In 2008 bedroeg dit ongeveer `3322` PJ. En wellicht kun je bij het CBS recente gegevens vinden.

  • Reken beide bedragen om naar MWh.
  • Ga er van uit dat het Nederlandse energieverbruik met een (ongeveer) vast percentage per jaar toeneemt. Hoeveel bedraagt dat percentage dan op grond van de gegevens van het CBS?
  • Hoeveel zal het energieverbruik in 2020 in Nederland ongeveer bedragen volgens dit groeimodel?
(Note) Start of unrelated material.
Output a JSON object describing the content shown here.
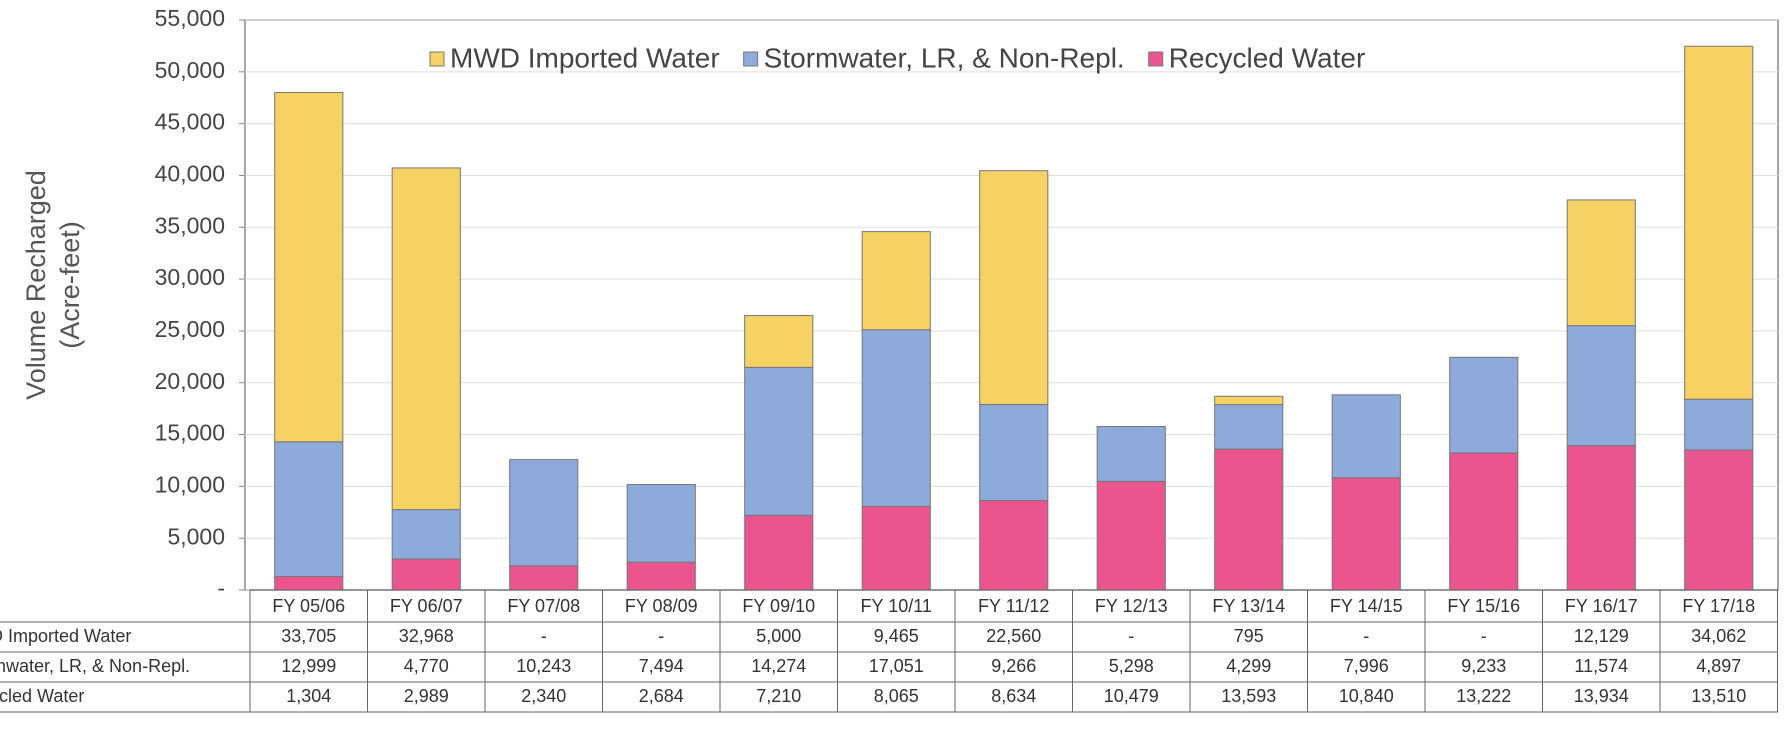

Door de gegevens van het CBS voor andere jaren ook te gebruiken kun je een nauwkeuriger groeimodel voor het binnenlandse energieverbruik in Nederland opstellen. (Bijvoorbeeld zou je kunnen concluderen dat een lineair groeimodel beter past, of de groeifactor van je exponentiële groeimodel nauwkeuriger vaststellen.) Zoek daartoe meer informatie op de site van het CBS (bij Cijfers > Kerncijfers) of zoek andere bronnen. Stel een zo realistisch mogelijk groeimodel op voor het binnenlandse energieverbruik.


Uitwerking:

  • Leg de situatie uit en geef een verklaring van de formule voor het vermogen van een windmolen.
  • Maak grafieken van het vermogen dat een windmolen kan leveren afhankelijk van de windsnelheid.
  • Maak een zo goed mogelijke schatting van de totale hoeveelheid windenergie die in NL kan worden opgewekt.
  • Ontwerp een groeimodel voor het binnenlandse energieverbruik van NL.
  • Maak van dit alles een leesbare uitwerking.